Worse still, the ex-saint was constantly being demanded to ‘give way’ – a form of consensual interrupting which MPs take great pleasure in. Labour’s appropriately red-faced Brian Donohoe was the most persistent offender, demanding to be given his say in his South Ayrshire accent roughly every two seconds. Eventually he had had enough, interrupting proceedings in a way John Bercow could not ignore. The Speaker was unsympathetic. “That is not a point of order, that is a point of frustration,” Bercow said, to laughter. Donohoe sat down thoughtfully – but only for a moment. “Will the right hon member give way?” he asked again.
It was the only funny moment in a grim first hour of this marathon debate. In the stranger’s gallery up above, a brief kerfuffle occurred as a few pesky students attempted to make their voices heard. The glass screen put in place to protect MPs meant the applause of other youngsters present barely filtered through, as dementor-like doorkeepers descended to bundle the miscreants away. The proceedings of the Commons continued uninterrupted. MPs barely noticed.
Down below, the Liberal Democrat benches were in a hellish form of collective agony. Over recent months they have become well-practised at looking vacant while in the chamber, blank expressions on their fixed faces as they let through this or that concession. Today was different. Abstainer Simon “get off the fence!” Hughes, the party’s deputy leader, sat forward intently, elbows on thighs. John Pugh was on the edge of his seat, sitting up primly with his arms folded. Julian Huppert and Duncan Hames, earnestly fiddling around with their phones, sat behind confirmed rebel John Leech, eyebrows permanently raised in a rictus of disbelief. This was that rare sight in the Commons since the election – Lib Dems not caring whether it looks as if they’re paying attention.

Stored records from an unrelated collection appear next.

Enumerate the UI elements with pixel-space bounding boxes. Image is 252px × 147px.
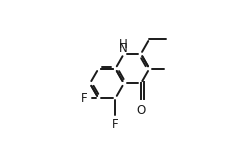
Text: N: N [119, 42, 128, 55]
Text: H: H [119, 38, 128, 51]
Text: F: F [112, 118, 119, 131]
Text: O: O [136, 104, 146, 117]
Text: F: F [81, 92, 87, 105]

They did not like what they heard from John Denham, Labour’s shadow business secretary. He spoke at length in a powerful and effective speech, brushing aside most interventions but allowing one from the Lib Dems’ ex-higher education spokesman, Stephen Williams. Did Denham speak for or against Peter Mandelson’s planned £1 billion cuts for universities? “It wouldn’t have been unscathed,” Denham conceded, to Tory “ahs!” “But,” Denham added with a flourish, “it wouldn’t have been cut by 80%!”
By then the prime minister and Clegg had made their exit, Cameron not even bothering to remain in his seat until Cable had finished speaking. He slipped away, as prime ministers tend to do, behind the Speaker’s chair. But Clegg’s exit was more visible. He advanced in the other direction, towards where the Lib Dems used to sit. Labour MPs now occupying those benches jeered him, waving their order papers. The deputy prime minister acknowledged this barracking with a courteous – if somewhat supercilious – nod of the head, before presumably turning left and entering his whips’ office for a crisis update.

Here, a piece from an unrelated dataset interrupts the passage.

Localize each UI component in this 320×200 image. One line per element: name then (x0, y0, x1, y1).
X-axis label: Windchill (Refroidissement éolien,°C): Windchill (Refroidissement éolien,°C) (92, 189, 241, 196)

This explains why he missed Denham’s magnificent closing, a heartfelt appeal to undecided “ministers and backbenchers”. The words were not striking in themselves – “I do know what you’re going through – after you do it, you realise it wasn’t half as bad as you thought it would be”. Rather it was the hush with which his words were greeted that proved so stirring. After an hour of incessant heckling, the Commons fell silent once more as Labour MPs let Denham’s words sink in. It was, perhaps, the final calm before the storm.